La manoeuvre des amis de l'ADMD est significative. Leurs moyens de faire basculer la législation est encore faible, ils travaillent donc sur l'évolution des mentalités en utilisant la tribune parlementaire.
Ils ont ainsi utilisé les services du sénateur UMP de la Vienne, Alain Fouché, auteur d'une des propositions de loi. Cet élu n'est pas un leader de la droite sénatoriale, il est membre de la commission de l'économie et non pas de la commission des affaires sociales : il est donc étranger à la commission qui a examiné et adopté le texte par démagogie, grâce à l'absence des sénateurs en réunion lors du vote. En outre le rapporteur du texte était socialiste, Jean-Pierre Godefroy, autant dire qu'il avait peu de chance d'être suivi en séance publique. Mais l'impact médiatique était fort, même si celui-ci a joué dans les deux sens.

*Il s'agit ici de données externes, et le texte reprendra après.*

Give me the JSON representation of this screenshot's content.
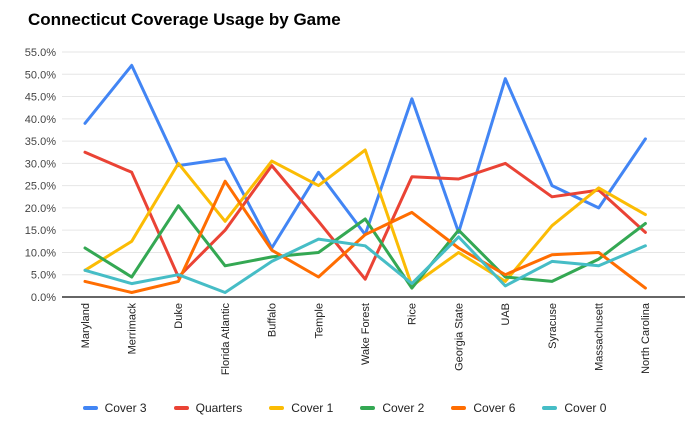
{
  "title": "Connecticut Coverage Usage by Game",
  "chart_data": {
    "type": "line",
    "title": "Connecticut Coverage Usage by Game",
    "xlabel": "",
    "ylabel": "",
    "ylim": [
      0,
      55
    ],
    "ytick_step": 5,
    "ytick_format": "one_decimal_percent",
    "grid": true,
    "legend_position": "bottom",
    "background_color": "#ffffff",
    "gridline_color": "#e6e6e6",
    "baseline_color": "#333333",
    "axis_text_color": "#444444",
    "categories": [
      "Maryland",
      "Merrimack",
      "Duke",
      "Florida Atlantic",
      "Buffalo",
      "Temple",
      "Wake Forest",
      "Rice",
      "Georgia State",
      "UAB",
      "Syracuse",
      "Massachusett",
      "North Carolina"
    ],
    "series": [
      {
        "name": "Cover 3",
        "color": "#4285f4",
        "values": [
          39,
          52,
          29.5,
          31,
          11,
          28,
          14,
          44.5,
          14.5,
          49,
          25,
          20,
          35.5
        ]
      },
      {
        "name": "Quarters",
        "color": "#ea4335",
        "values": [
          32.5,
          28,
          4.5,
          15,
          29.5,
          17,
          4,
          27,
          26.5,
          30,
          22.5,
          24,
          14.5
        ]
      },
      {
        "name": "Cover 1",
        "color": "#fbbc04",
        "values": [
          6,
          12.5,
          30,
          17,
          30.5,
          25,
          33,
          2.5,
          10,
          3.5,
          16,
          24.5,
          18.5
        ]
      },
      {
        "name": "Cover 2",
        "color": "#34a853",
        "values": [
          11,
          4.5,
          20.5,
          7,
          9,
          10,
          17.5,
          2,
          15,
          4.5,
          3.5,
          8.5,
          16.5
        ]
      },
      {
        "name": "Cover 6",
        "color": "#ff6d01",
        "values": [
          3.5,
          1,
          3.5,
          26,
          10.5,
          4.5,
          14,
          19,
          11,
          5,
          9.5,
          10,
          2
        ]
      },
      {
        "name": "Cover 0",
        "color": "#46bdc6",
        "values": [
          6,
          3,
          5,
          1,
          8,
          13,
          11.5,
          3,
          13.5,
          2.5,
          8,
          7,
          11.5
        ]
      }
    ]
  }
}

D'autres offensives apparaîtront donc, avec des menaces extrêmement inquiétantes, là où on ne les attend pas forcément, comme la pression des finances de la Sécurité sociale. Ainsi, l'annonce de la création d'un risque dépendance pourrait recéler un danger, et masquer la mise en œuvre subreptice, plus ou moins volontaire, d'un système de protection sociale euthanasique, la prise en charge publique de tout nouveau risque ne pouvant s'envisager sans diminuer drastiquement les dépenses d'hospitalisation des personnes âgées en long séjour.